Die jüngste Auflage der Vesperkirche in Freudenstadt verzeichnete einen Rekordbesuch. Foto: Monika Schwarz

Zur Vesperkirche im Ringhof hat unser Leser Ulrich Giesekus aus Freudenstadt folgende Meinung.

Als regelmäßiger Besucher und Unterstützer freue ich mich sehr darüber, dass in diesem Jahr der Ringhof für eine Woche zur guten Stube von Freudenstadt wurde.

 

Viele Menschen, quer durch alle sozialen Schichten, konnten im Wohlfühlambiente gemeinsam essen und einander begegnen. Die Leistung des Mitarbeiterteams und der Erlacher Höhe mit insgesamt über 2000 Essen ist ein echter Kraftakt.

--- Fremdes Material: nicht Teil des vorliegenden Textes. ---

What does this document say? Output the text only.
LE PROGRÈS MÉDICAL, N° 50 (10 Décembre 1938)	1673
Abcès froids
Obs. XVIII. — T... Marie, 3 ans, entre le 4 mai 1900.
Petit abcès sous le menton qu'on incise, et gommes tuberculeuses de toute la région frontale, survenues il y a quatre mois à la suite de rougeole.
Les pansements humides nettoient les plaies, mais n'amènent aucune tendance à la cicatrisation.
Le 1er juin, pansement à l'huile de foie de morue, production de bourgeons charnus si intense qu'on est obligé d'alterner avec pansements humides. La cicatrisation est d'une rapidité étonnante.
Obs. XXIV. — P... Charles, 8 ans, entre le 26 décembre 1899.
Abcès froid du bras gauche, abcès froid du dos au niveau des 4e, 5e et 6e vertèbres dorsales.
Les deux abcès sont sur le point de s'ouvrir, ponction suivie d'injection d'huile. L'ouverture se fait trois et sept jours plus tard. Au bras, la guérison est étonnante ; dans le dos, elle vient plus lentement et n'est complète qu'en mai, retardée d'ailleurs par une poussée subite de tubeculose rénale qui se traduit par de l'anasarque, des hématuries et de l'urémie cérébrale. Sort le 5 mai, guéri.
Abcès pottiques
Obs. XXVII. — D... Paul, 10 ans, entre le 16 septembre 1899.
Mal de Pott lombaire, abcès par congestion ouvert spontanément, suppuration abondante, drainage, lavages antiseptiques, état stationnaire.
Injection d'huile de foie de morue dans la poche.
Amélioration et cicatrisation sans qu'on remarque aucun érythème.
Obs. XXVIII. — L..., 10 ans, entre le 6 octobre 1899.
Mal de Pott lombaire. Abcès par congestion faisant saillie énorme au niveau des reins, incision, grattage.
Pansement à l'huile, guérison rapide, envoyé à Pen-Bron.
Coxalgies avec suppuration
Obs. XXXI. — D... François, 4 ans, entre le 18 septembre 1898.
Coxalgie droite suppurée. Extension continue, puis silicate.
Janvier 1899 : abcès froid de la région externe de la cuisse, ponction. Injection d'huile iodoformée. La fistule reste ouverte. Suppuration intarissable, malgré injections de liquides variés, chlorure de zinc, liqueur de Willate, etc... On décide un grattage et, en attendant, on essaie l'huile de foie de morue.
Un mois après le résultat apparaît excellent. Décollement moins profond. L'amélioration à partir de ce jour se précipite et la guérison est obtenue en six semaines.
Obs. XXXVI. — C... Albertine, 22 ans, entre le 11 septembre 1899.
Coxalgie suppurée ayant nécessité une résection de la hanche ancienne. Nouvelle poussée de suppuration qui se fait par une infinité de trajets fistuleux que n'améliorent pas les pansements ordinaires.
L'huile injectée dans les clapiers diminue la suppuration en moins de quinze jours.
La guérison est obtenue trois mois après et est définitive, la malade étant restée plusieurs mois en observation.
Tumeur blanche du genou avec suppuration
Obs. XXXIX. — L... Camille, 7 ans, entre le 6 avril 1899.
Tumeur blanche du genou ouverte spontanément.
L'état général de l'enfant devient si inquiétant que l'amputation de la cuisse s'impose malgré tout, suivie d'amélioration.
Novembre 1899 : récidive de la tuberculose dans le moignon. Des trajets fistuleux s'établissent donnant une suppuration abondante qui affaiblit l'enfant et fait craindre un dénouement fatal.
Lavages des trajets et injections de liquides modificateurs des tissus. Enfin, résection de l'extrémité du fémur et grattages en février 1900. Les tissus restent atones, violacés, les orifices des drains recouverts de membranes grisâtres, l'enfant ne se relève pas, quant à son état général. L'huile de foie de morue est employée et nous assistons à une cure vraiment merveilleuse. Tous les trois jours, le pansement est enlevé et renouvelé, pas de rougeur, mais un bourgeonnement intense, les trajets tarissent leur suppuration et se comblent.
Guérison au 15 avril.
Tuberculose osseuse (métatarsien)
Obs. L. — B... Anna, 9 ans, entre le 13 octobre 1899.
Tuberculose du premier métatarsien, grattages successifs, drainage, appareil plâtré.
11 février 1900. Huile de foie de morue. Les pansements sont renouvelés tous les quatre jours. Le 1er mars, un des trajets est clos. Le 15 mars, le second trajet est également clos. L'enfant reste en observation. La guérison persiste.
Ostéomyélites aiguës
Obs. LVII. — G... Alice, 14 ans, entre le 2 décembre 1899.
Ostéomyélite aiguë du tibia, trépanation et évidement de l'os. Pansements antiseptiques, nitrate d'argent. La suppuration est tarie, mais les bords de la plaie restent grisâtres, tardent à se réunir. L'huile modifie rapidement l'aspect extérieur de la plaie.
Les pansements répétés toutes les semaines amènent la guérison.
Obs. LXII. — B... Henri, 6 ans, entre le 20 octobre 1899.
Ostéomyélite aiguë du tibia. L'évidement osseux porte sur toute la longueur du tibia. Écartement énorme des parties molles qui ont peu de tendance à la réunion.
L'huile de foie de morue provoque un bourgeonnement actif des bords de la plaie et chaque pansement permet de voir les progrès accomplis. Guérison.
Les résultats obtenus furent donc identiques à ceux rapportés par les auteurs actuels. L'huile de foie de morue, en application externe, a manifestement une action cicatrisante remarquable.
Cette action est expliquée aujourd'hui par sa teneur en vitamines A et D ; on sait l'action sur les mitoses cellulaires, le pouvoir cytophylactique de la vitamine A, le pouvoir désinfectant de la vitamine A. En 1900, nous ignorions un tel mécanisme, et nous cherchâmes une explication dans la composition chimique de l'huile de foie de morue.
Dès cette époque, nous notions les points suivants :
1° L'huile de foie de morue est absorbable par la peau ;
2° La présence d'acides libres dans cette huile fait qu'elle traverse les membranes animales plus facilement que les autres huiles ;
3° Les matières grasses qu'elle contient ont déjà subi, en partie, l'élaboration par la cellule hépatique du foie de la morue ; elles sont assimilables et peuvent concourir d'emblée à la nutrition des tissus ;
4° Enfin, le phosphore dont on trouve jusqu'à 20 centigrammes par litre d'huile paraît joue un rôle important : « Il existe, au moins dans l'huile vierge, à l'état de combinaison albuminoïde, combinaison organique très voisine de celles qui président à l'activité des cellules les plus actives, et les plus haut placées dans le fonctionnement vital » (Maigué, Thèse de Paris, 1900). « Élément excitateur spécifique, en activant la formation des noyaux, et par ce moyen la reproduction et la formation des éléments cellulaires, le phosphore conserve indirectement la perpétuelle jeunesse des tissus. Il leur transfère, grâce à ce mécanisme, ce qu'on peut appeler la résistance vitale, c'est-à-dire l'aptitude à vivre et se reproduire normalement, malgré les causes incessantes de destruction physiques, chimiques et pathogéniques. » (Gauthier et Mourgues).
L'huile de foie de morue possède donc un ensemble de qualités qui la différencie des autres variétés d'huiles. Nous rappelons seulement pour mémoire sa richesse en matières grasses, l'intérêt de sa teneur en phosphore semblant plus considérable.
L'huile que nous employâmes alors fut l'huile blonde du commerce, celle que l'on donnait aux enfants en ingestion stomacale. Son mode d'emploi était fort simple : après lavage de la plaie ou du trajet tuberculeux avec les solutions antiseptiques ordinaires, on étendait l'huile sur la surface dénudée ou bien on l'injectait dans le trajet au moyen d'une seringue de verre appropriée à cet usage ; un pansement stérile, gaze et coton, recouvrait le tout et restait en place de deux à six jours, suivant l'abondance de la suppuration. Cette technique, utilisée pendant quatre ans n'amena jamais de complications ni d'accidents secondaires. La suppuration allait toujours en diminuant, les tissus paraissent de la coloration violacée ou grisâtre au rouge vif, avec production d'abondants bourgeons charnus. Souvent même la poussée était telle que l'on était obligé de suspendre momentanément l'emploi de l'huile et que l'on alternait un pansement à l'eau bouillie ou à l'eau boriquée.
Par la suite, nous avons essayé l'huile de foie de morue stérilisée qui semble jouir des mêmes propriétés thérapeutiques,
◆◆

Zusätzlich steht noch viel ungesehenes Engagement dahinter: Neben den Kirchen, die Räume zur Verfügung stellen, sind es zum Beispiel lokale Unternehmen wie die Volksbank oder die Schmalz GmbH, die jeweils einen Tag ihre Auszubildenden als Helfer einsetzen ließen. Auch die rund 160 Kuchenspenden aus privaten Küchen zeigen, auf wie vielen Schultern eine solche Aktion am Ende ruht.

Die wirtschaftlichen Verhältnisse mancher Besucher lassen einen Restaurantbesuch sicher nicht zu, so dass „Hinsetzen und bedient werden“ nur in diesem Rahmen geht. Knapper gewordene Kassen zeigen sich auch in der zunehmenden Zahl der Besucher.

Dass die Vesperkirche aber trotzdem keine „Armenspeisung“ ist, sondern ein Fest für alle, stützt unter anderem auch den Zusammenhalt in der Gesellschaft. Und den brauchen wir dringend. Also: ein herzliches Dankeschön an alle, die das im Vorder- und Hintergrund durch praktische Hilfe sowie durch Geld- und Sachspenden ermöglicht haben.